Food and nutrition should be treated as public good; that is provided without profit to all members of society, either by the government or by a private individual or organization and prioritizes actions on hunger and malnutrition hotspots.
Converge to transform – Anganwadis as Centres of Excellence
The Anganwadi Centre should emerge as a Centre of Excellence on convergence at the village level. Similar convergence can happen at the sector, block, district, state and national level. Along with the convergence at the system level, there is a need for convergence and synergy with multiple platforms, actors, leaders and stakeholders. For maximum outcome and building a people’s movement, the nutrition programme needs to leverage resources, technologies and learnings from a number of other flagship programmes. Other platforms like India’s Self Help Group (SHG), dairy cooperatives, local governments, schools and colleges can be mobilized for this Sustainable Nutrition Revolution.
Strategic Initiatives
The strategic initiatives at different levels could be as follows:
1. People - 2.5 million hamlet-level JANANIs (Join Angan Nutrition Awareness for New India), women change leaders to lead at forefront:
We need a people’s movement to make good nutrition an element in life cycle approach – that highlights the need to target nutrition programmes to key moments in a person’s life. There has to be a convergence among the relevant departments, platforms, leaders, local government, cadres, staff and volunteers to build an enabling environment to ensure synergistic action and contribute to the ambitious agenda of Mission Malnutrition Free India.
I envisage 2.5 million hamlet level JANANIs (Join Angan Nutrition Awareness for New India); women change leaders in 6,49,481 villages of India who act as promoters and monitors of good nutrition and health practices in the neighbourhood (one Janani for 15-20 families). They would also counsel families on a voluntary basis to induce and promote positive health nutrition and sanitation behaviour. JANANIs as nutrition warriors would serve as a link between service providers and the community.
Women small holder farmers, elected women representatives at the local government level, women self-help group members and grassroot women functionaries can amplify the people’s movement along with JANANIs.
2. Product- Culture and context -specific safe and nutritious foods:
India has numerous exemplary states which have shown the way how using home-grown and home-made safe and nutritious foods has seen substantial reduction in anaemia, stunting and wasting. At the same time, rising obesity and overweight levels indicate a fragmented food system.

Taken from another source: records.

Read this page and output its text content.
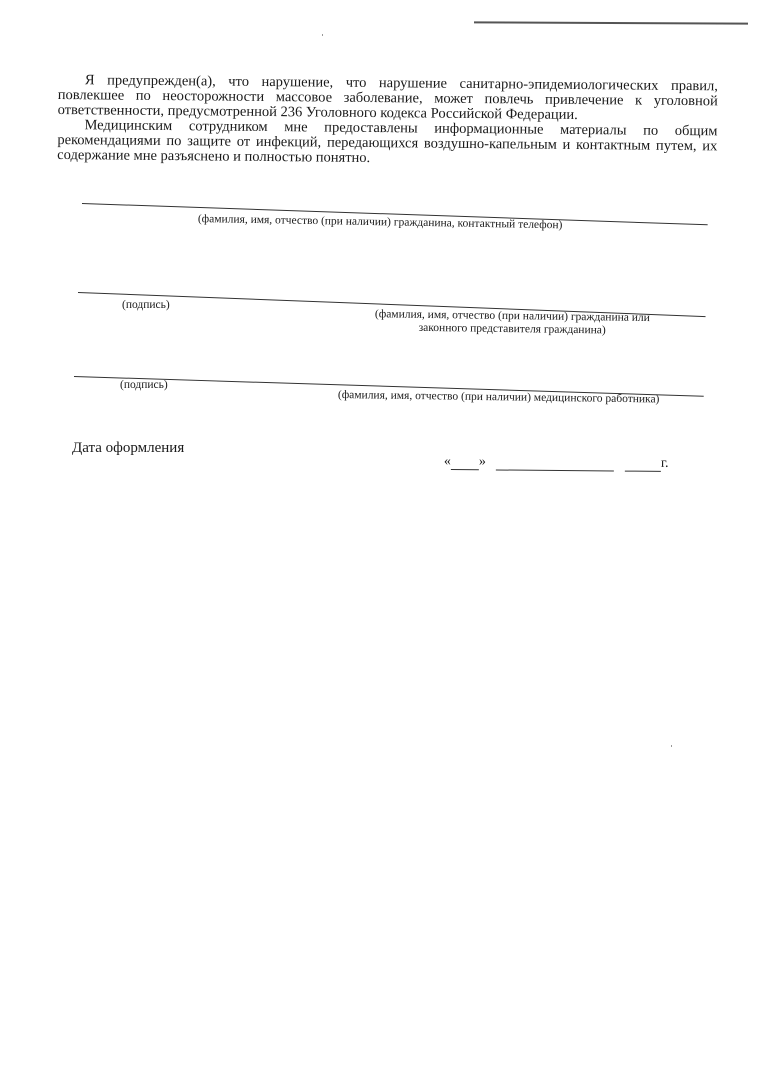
Я предупрежден(а), что нарушение, что нарушение санитарно-эпидемиологических правил, повлекшее по неосторожности массовое заболевание, может повлечь привлечение к уголовной ответственности, предусмотренной 236 Уголовного кодекса Российской Федерации.

Медицинским сотрудником мне предоставлены информационные материалы по общим рекомендациями по защите от инфекций, передающихся воздушно-капельным и контактным путем, их содержание мне разъяснено и полностью понятно.

(фамилия, имя, отчество (при наличии) гражданина, контактный телефон)
(подпись)
(фамилия, имя, отчество (при наличии) гражданина или
законного представителя гражданина)
(подпись)
(фамилия, имя, отчество (при наличии) медицинского работника)
Дата оформления
« »	г.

In the absence of proper awareness, inability to afford right foods and absence of regulatory enforcement and monitoring mechanism, the poor and vulnerable access unsafe and sometimes, poor quality food. India needs to address the broken food system and promote culture and context -specific safe and nutritious foods.
In this context, a National Micronutrient Status Survey would be helpful to target and promote food enrichment programmes such as supplementation, fortification, including bio-fortification programme, to address micronutrient malnutrition and morbidity through proper quality assurance and quality control measures and regulatory enforcement.
The food systems approach can address malnutrition by improving the food value chain, integrating livelihoods and other food entitlement programmes like Public Distribution System (PDS), Integrated Child Development Scheme (ICDS) and Mid-Day Meal (MDM).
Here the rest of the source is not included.